Artistic vision!
Local artist Sandhya K Sirsi was spotted sketching models walking on the ramp at a recent event in Indiranagar Club
By : soumashree sarkar
Update: 2015-08-22 23:08 GMT
During her sweltering college accounts classes, Sandhya K Sirsi usually spent her time thinking about what she would draw next. One day, she decided to make a sketch of her professor while he was teaching – a sketch which later found its way to the teacher as a class gift and earned her a sentimental reprimand from the touched professor. That was 20 years ago, but because old habits die hard, Sandhya can now be seen with her easel propped beside runways, sketching models over the course of single minutes, as they swish through the ramp.
For this Bengaluru woman who has had sold out solo shows, revamped spaces with her art and has a support system that ranges from Yusuf Arakkal to Kiran Mazumdar Shaw, it is of little surprise that these rampside sketches are sold for a lot of money at post-show auctions.
“I was born and brought up in this city itself – I am a complete Kannadiga,” laughs the artist who worked in fashion technology extensively before making the shift to art. She says, “In fifth grade, my art teacher made me realise that what I have is special. I have always been designing magazine covers through school and college, but I made the leap to pure art in 1999. For my first solo show Aaramba at the KCP, I simply called up Kiran Mazumdar Shaw and asked her for her support. And there she was. From then on, it’s been and amazing ride.”

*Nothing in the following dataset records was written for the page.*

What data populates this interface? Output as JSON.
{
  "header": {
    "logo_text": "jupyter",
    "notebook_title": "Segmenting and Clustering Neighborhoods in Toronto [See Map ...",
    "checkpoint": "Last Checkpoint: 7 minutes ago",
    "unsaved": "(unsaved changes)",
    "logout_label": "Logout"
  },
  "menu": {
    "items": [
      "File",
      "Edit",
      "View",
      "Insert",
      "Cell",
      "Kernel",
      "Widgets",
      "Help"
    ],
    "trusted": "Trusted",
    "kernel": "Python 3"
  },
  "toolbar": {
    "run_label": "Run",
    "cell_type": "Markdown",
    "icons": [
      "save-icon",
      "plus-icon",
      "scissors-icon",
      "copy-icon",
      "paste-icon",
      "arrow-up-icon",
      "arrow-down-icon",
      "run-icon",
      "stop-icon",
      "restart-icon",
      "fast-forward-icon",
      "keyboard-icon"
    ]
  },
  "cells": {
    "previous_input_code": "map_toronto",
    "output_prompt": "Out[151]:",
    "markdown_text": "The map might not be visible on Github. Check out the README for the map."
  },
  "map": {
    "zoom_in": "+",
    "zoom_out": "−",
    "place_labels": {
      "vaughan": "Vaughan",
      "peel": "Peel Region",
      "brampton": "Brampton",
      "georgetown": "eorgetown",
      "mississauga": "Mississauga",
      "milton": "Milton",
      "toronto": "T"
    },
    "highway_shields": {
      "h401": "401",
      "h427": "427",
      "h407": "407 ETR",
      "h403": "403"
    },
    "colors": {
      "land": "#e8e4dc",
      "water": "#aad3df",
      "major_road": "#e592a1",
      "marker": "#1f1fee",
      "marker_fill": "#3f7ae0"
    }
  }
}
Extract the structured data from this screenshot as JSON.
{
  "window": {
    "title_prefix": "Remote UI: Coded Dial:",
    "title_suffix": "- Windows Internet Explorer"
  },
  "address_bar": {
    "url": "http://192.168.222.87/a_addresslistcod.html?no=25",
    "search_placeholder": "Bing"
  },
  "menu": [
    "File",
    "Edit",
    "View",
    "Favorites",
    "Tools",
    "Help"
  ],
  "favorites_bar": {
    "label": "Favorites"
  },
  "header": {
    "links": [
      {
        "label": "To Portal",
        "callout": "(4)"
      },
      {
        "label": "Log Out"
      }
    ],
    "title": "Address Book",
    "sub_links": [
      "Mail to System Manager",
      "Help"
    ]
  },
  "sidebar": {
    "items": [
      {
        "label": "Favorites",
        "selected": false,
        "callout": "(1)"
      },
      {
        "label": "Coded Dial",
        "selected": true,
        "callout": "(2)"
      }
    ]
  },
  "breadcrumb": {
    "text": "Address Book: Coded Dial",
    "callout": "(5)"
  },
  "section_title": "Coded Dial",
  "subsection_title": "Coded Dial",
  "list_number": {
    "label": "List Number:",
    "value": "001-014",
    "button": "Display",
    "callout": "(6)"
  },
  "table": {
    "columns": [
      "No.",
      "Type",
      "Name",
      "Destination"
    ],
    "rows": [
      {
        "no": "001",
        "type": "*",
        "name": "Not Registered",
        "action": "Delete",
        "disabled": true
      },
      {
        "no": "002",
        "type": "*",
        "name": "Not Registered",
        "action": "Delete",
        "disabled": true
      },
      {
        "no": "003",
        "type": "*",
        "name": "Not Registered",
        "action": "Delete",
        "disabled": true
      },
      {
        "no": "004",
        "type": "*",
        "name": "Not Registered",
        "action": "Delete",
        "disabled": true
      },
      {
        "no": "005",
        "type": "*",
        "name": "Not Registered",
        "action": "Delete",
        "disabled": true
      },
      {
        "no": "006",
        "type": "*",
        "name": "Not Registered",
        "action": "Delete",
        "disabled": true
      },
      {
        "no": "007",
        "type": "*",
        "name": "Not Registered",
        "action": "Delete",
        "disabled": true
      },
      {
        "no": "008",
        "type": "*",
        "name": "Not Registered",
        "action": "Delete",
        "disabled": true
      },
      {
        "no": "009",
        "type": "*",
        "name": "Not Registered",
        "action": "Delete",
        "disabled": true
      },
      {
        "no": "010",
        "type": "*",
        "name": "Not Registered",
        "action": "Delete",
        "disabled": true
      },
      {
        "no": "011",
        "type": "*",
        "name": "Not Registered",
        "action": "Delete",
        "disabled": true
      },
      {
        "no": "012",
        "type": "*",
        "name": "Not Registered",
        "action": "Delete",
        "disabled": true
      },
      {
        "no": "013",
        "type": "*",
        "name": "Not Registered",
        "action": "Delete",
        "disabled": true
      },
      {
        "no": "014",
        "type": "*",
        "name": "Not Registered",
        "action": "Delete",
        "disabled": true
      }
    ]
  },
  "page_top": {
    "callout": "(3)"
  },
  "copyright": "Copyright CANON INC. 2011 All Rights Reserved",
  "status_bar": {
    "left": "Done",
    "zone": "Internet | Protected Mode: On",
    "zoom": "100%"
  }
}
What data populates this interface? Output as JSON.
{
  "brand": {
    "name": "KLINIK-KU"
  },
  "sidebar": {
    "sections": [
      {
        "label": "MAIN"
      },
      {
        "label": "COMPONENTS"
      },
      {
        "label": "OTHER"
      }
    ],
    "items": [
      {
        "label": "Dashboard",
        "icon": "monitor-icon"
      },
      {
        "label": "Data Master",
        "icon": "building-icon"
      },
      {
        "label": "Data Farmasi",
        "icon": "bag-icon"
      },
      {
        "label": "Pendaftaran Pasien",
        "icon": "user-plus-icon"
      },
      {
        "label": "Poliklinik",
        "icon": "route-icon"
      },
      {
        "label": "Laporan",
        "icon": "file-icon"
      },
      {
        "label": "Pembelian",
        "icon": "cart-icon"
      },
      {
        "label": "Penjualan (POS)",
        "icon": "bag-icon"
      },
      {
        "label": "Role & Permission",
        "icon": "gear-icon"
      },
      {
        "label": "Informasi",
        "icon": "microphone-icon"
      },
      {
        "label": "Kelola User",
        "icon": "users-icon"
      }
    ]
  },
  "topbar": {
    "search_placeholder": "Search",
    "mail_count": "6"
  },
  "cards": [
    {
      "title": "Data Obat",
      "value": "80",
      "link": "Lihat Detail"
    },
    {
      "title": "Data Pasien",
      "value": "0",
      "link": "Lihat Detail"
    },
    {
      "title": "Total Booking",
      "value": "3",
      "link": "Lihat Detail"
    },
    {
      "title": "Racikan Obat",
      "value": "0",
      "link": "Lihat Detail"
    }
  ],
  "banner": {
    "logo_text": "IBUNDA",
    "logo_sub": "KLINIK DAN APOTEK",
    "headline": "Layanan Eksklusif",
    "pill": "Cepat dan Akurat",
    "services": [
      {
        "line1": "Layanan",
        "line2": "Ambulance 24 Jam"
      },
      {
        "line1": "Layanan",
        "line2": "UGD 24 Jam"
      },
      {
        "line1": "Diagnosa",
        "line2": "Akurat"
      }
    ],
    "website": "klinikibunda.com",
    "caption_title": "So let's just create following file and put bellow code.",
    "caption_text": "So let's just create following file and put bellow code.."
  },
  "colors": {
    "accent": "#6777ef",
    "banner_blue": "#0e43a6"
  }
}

A self-taught artist who channels the spiritual ideology of the chakras into her paintings, Sandhya is also the person behind a unique interior designing effort. “I try to infuse spaces with a single binding artistic aesthetic. For instance, for Dr Kamini A Rao’s infertility clinic was a space which needed subtle thought. I made sure that all the artwork turned it from a space of clinical sterility to an expression of the deep bond between mother and child,” says Sandhya.
At the helm of what she calls a ‘very small family of a husband and a daughter,’ Sandhya loves to hum the occasional Asha Bhosle tune and watch an adventure drama when she has the time to. Her quite hobbies are, of course, at odds with the loud beats and strobe lights of the runway shows which she documents with her paintings. She says, “For me, each moment while painting possesses its own strength. When the models turn, that is when the magic happens and that is a time I wish to capture. So while painting by runways, I do the entire process of artistic thinking which usually takes me months in a matter of seconds.”